Pro Roma Mariana

Fátima e a Paixão da Igreja

«TEOLOGIA DA STRADA» OVVERO ANIMAZIONE PER LA GRANDE APOSTASIA

Sreet-IPEG

 

Arai Daniele

Ecco il nuovo saggio del Prof. Enrico Maria Radaelli: «Street Theology», teologia di strada, che tratta della «scristianizzazione o Grande Fuga dalla realtà della Chiesa post moderna dal Concilio Vaticano II a Papa Francesco, Edizione Fede & Cultura, Verona, 2016, pp. 199.»

Sarà presentato a Verona, il 4 settembre 2016, SALA CONVEGNI DEL PALAZZO DELLA GRAN GUARDIA, PIAZZA BRÀ (DI FRONTE ALL’ARENA), ORE 15,30. Con la presentazione del MONS. PROF. ANTONIO LIVI PRESENTA. Saranno presenti, tra gli altri, Mons. Arcivescovo Luigi Negri, il Prof. Ettore Gotti Tedeschi e il Prof. Giovanni Zenone. Sarà presente l’Autore.

Il libro di Radaelli ha un titolo – STREET THEOLOGY – e una copertina, che già rappresentano una flagrante sfida. E infatti esso viene descritto: «Uno schiaffo. Anzi, più di uno: adamantino, logica stringente, animo puro, Radaelli ci ha abituati così. E non poteva esservi titolo più indovinato di Street Theology, da “Street Art”, Arte di strada, o da strada, dunque Teologia di strada, o da strada, altro che san Tommaso, per rendere in due parole la drammatica situazione che sta vivendo la Chiesa dal Vaticano II a Francesco, dove tra un papa e l’altro Radaelli, con potenti argomenti, dimostra e illustra una continuità di fondo che però mette in subbuglio quella coi papi precedenti, «come l’arte di un Giotto o di un Michelangelo – scrive – la mette con un Haring o un Basquiat ». È sempre magistero [da strada], lì, e qui è sempre arte, ma questa è Street Art, e quella, appunto, è Street Theology.»
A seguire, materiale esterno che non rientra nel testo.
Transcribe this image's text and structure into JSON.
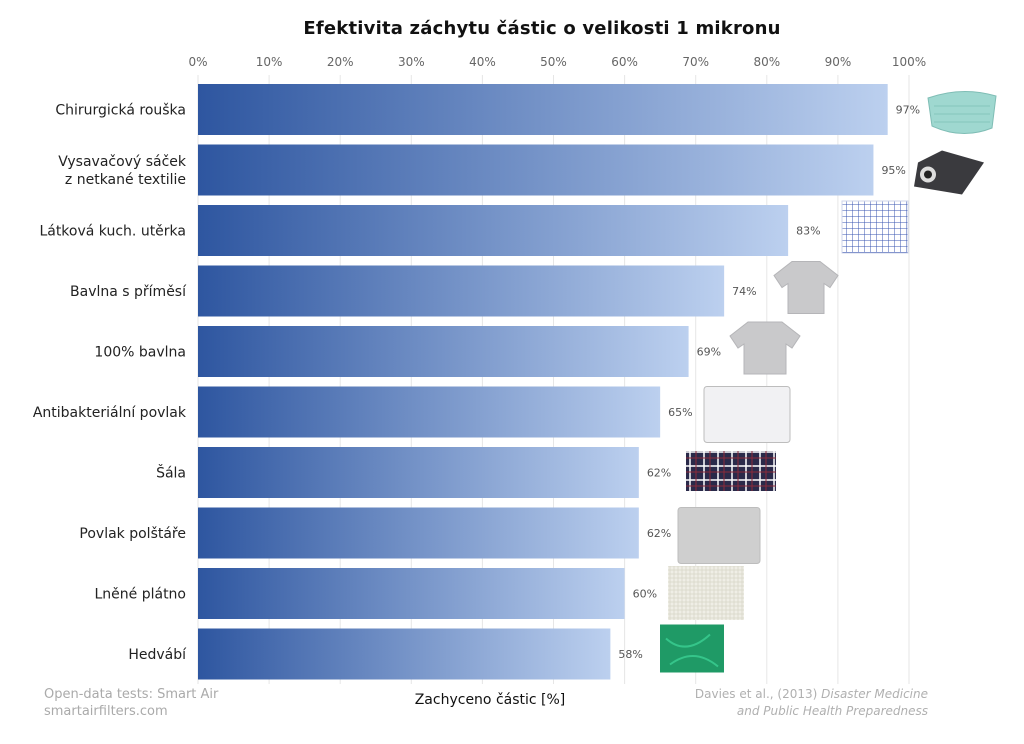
{
  "chart_data": {
    "type": "bar",
    "orientation": "horizontal",
    "title": "Efektivita záchytu částic o velikosti 1 mikronu",
    "xlabel": "Zachyceno částic [%]",
    "ylabel": "",
    "xlim": [
      0,
      100
    ],
    "xticks": [
      "0%",
      "10%",
      "20%",
      "30%",
      "40%",
      "50%",
      "60%",
      "70%",
      "80%",
      "90%",
      "100%"
    ],
    "xtick_values": [
      0,
      10,
      20,
      30,
      40,
      50,
      60,
      70,
      80,
      90,
      100
    ],
    "axis_position": "top",
    "grid": true,
    "categories": [
      "Chirurgická rouška",
      "Vysavačový sáček\nz netkané textilie",
      "Látková kuch. utěrka",
      "Bavlna s příměsí",
      "100% bavlna",
      "Antibakteriální povlak",
      "Šála",
      "Povlak polštáře",
      "Lněné plátno",
      "Hedvábí"
    ],
    "values": [
      97,
      95,
      83,
      74,
      69,
      65,
      62,
      62,
      60,
      58
    ],
    "value_labels": [
      "97%",
      "95%",
      "83%",
      "74%",
      "69%",
      "65%",
      "62%",
      "62%",
      "60%",
      "58%"
    ],
    "icons": [
      "surgical-mask-icon",
      "vacuum-bag-icon",
      "tea-towel-icon",
      "tshirt-icon",
      "tshirt-icon",
      "pillowcase-icon",
      "scarf-icon",
      "pillowcase-icon",
      "linen-icon",
      "silk-icon"
    ],
    "colors": {
      "bar_gradient_start": "#2e56a0",
      "bar_gradient_end": "#bcd0ef",
      "grid": "#e6e6e6",
      "tick_label": "#666666",
      "category_label": "#222222",
      "value_label": "#555555"
    }
  },
  "credits": {
    "left_line1": "Open-data tests: Smart Air",
    "left_line2": "smartairfilters.com",
    "right_line1_plain": "Davies et al., (2013)",
    "right_line1_italic": "Disaster Medicine",
    "right_line2_italic": "and Public Health Preparedness"
  }
}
Il grave problema è che queste «teologie», piuttosto demagogie, sono accolte come magistero delle avanguardie conciliari che occupano il Vaticano e che oggi, con Bergoglio, hanno sorpassato l’avversione modernistica alla retta filosofia e ragione. Basta adocchiare ai loro «principi non negoziabili» leggendo i «quattro postulati» che ispirano il governo della Chiesa di Bergoglio, di cui il primo: “il tempo è superiore allo spazio”. Dei monaci sono già al lavoro per spiegare perché ciò non sta in piedi, informa l’arguto, ironico e valente Sandro Magister.
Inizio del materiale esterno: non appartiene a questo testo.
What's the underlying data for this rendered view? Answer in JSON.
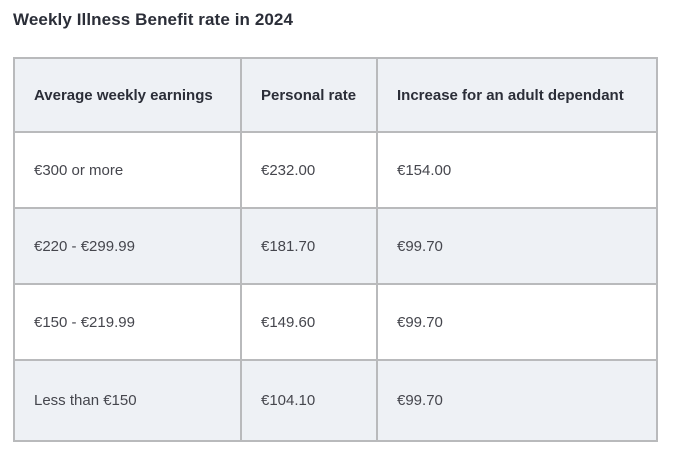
{
  "title": "Weekly Illness Benefit rate in 2024",
  "colors": {
    "header_bg": "#eef1f5",
    "alt_row_bg": "#eef1f5",
    "border": "#b9babc",
    "title_text": "#2b2e38",
    "cell_text": "#45464d"
  },
  "table": {
    "headers": [
      "Average weekly earnings",
      "Personal rate",
      "Increase for an adult dependant"
    ],
    "rows": [
      [
        "€300 or more",
        "€232.00",
        "€154.00"
      ],
      [
        "€220 - €299.99",
        "€181.70",
        "€99.70"
      ],
      [
        "€150 - €219.99",
        "€149.60",
        "€99.70"
      ],
      [
        "Less than €150",
        "€104.10",
        "€99.70"
      ]
    ]
  }
}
Nel libro in questione, «Street Theology», ancora non si può trovare spiegazioni su questi «principi non negoziabili» poiché i nuovi principi bergoglioni spuntano come funghi e coglierli implica una corsa senza fine. Ora, gli schiaffi adamantini di logica stringente venuti da Radaelli, seri e soppesati, richiedono tempo, anche alla luce del pensiero solido di Romano Amerio che, come si ricorda, ha raccolto dal 1935 al 1985 gli elementi per scrivere il suo notevole «Iota Unum». Radaelli deve accorciare i tempi, ma non il rigore del caso, che spero vivamente arrivi alla vera questione: della legittima autorità nella Chiesa.
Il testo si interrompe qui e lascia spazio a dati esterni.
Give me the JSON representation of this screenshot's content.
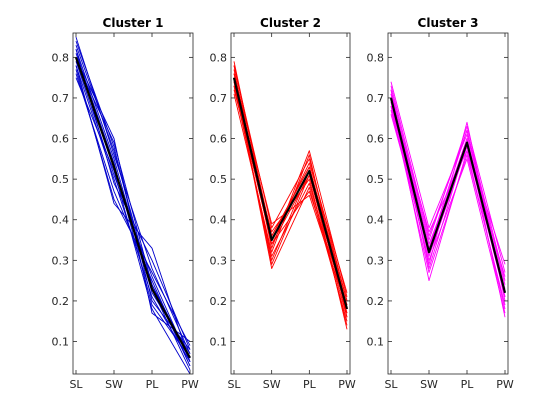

Legare il nome di quel noto vaticanista al lavoro del valente filosofo Enrico Maria Radaelli non è casuale. Sandro Magister ha già associato Radaelli a iniziative della sua informazione d’assalto. Queste potrebbero svegliare reazioni cattolica nella difesa della Fede. Così è stato quando il 15 giugno 2015 ha curato il commento di una bozza, pubblicata sul sito dell’Espresso, dell’enciclica «Laudato sì», ancora sotto segreto prima della pubblicazione ufficiale. A seguito di ciò padre Lombardi comunicò la sospensione della tessera d’accredito di Magister presso la sala stampa della Santa Sede. Parimenti, il 12 ottobre 2015, durante lo svolgimento del Sinodo dei vescovi sulla famiglia, Magister ha pubblicato la lettera dei 13 cardinali indirizzata a Bergoglio con la critica alle “nuove procedure sinodali”, volute dallo stesso Bergoglio. Tuttavia, la sospensione della tessere è stata dichiarata finita nel dicembre della nuova misericordia.

Valente testimonianza accademica di Radaelli

È bene ricordare l’opera di Enrico Maria Radaelli come testimone cattolico in questi tempi bui. Essa è sorta inizialmente nella sua qualità di curatore unico dell’Opera Omnia del grande Romano Amerio: da «IOTA UNUM» al ZIBALDONE, e il libro che Romano Amerio considerava il suo più importante: STAT VERITAS. Inoltre, gli inediti trascritti a Lugano nel 1996, quando l’Autore era impossibilitato di scrivere a causa della sua cecità – era l’anno prima della sua scomparsa con 92 anni:  INUTILITÀ ASSOLUTA DEL DOLORE RIFIUTATO.

E c’è da ricordare il punto cardine del pensiero ameriano, seguito da Radaelli e qui sintetizzato dal teologo mistico don Divo Barsotti: “Amerio dice in sostanza che i più gravi mali presenti oggi nel pensiero occidentale, ivi compreso quello cattolico, sono dovuti principalmente a un generale disordine mentale per cui viene messa la ‘caritas’ avanti alla ‘veritas’, senza pensare che questo disordine mette sottosopra anche la giusta concezione che noi dovremmo avere della Santissima Trinità”. In effetti, Amerio vide proprio in questo rovesciamento del primato del Logos sull’amore – ossia in una carità senza più verità – la radice di molte “variazioni della Chiesa cattolica nel secolo XX”: le variazioni che egli descrisse e sottopose a critica nel primo e più imponente dei due volumi citati: “Iota unum”, scritto tra il 1935 e il 1985; le variazioni che lo portarono a porre la questione se con esse la Chiesa non fosse divenuta altra cosa da sé.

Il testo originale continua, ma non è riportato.